I got you bro :)
We are given the system of differential equations:
dx/dt = 2x + 8y
dy/dt = -x + y
We can solve this system using matrix methods. First, we can rewrite the system in matrix form:
d/dt [x; y] = [2 8; -1 1] [x; y]
The matrix [2 8; -1 1] is called the coefficient matrix of the system.

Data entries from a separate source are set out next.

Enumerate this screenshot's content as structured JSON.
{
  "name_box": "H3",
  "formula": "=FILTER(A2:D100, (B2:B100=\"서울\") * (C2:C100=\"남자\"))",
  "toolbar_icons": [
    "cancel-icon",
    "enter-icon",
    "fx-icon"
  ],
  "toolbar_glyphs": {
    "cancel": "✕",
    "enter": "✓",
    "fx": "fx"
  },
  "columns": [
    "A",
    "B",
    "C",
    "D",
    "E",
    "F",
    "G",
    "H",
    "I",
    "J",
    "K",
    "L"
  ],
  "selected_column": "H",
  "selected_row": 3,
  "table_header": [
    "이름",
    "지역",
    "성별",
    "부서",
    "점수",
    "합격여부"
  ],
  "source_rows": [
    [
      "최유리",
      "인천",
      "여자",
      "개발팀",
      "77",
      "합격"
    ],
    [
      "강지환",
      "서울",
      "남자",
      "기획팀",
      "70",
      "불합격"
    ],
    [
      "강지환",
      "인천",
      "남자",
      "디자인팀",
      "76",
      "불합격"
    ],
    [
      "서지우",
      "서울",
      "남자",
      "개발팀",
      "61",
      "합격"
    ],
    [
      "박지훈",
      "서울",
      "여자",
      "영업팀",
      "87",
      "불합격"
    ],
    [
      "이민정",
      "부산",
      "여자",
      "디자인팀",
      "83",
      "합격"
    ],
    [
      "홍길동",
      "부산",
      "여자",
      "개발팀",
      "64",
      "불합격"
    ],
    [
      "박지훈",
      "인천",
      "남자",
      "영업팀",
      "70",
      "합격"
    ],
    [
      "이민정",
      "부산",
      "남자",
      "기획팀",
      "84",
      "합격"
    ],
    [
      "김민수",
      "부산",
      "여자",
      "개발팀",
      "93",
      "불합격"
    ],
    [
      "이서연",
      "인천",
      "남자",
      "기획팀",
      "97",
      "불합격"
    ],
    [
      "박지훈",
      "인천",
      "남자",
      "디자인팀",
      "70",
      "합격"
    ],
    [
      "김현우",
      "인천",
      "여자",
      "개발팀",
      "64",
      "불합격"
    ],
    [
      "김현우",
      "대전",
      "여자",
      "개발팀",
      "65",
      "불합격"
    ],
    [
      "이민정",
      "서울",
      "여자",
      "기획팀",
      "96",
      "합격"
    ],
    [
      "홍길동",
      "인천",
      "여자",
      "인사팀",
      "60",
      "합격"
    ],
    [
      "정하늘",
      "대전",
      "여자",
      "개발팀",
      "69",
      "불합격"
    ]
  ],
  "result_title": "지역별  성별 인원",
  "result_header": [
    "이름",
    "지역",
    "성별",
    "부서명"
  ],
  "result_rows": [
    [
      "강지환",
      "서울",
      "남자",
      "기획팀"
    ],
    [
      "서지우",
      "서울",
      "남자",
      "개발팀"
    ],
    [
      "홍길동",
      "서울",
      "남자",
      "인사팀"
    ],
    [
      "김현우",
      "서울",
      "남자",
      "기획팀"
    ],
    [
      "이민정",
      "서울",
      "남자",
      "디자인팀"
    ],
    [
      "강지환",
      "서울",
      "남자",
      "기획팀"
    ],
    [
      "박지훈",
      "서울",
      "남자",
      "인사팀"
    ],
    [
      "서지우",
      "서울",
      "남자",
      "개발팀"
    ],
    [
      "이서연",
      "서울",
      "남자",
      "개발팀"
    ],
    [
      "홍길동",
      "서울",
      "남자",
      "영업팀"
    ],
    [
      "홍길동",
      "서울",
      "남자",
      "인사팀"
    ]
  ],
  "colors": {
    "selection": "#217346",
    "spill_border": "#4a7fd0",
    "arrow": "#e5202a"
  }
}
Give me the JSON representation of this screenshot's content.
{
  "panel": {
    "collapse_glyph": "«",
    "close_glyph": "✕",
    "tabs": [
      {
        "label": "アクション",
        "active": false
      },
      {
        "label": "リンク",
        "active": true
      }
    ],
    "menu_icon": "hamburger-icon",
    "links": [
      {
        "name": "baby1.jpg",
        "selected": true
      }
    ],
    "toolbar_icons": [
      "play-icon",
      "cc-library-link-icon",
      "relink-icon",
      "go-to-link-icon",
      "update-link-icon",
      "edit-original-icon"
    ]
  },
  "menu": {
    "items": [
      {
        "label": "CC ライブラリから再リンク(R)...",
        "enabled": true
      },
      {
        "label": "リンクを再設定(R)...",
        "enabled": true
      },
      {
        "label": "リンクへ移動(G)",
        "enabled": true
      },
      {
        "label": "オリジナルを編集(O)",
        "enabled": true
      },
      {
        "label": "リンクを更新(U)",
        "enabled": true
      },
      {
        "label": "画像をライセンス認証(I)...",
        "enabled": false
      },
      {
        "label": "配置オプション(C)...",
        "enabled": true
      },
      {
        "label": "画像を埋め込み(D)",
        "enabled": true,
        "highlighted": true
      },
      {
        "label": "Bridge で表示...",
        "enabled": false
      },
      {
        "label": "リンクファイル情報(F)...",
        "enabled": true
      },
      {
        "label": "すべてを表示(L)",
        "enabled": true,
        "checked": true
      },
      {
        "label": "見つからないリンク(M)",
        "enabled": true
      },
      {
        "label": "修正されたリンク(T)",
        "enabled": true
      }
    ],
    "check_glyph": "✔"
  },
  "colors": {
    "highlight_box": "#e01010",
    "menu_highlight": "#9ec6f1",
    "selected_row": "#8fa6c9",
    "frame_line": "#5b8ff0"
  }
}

Next, we can find the eigenvalues and eigenvectors of the coefficient matrix:
|2-λ 8| |-(λ-1) 8|
|-1 1-λ| = |-1 -(λ-1)|
Using the formula for the characteristic equation, we get:
(2-λ)(1-λ) + 8 = 0
Simplifying, we get:
λ^2 - 3λ + 10 = 0
Solving for λ using the quadratic formula, we get:
λ = (3 ± sqrt(29)i)/2
Since the eigenvalues have a non-zero imaginary part, the system has complex eigenvectors. The eigenvectors can be found using the formula:
(A - λI)v = 0
where A is the coefficient matrix, λ is an eigenvalue, and v is the eigenvector corresponding to λ. Solving this equation, we get:
v1 = (1 + sqrt(29)i)/4
v2 = (1 - sqrt(29)i)/4
Using the eigenvectors, we can diagonalize the coefficient matrix:
[2 8; -1 1] = [v1 v2] [λ1 0; 0 λ2] [v1 v2]^-1
where λ1 and λ2 are the eigenvalues and [v1 v2]^-1 is the inverse of the matrix [v1 v2].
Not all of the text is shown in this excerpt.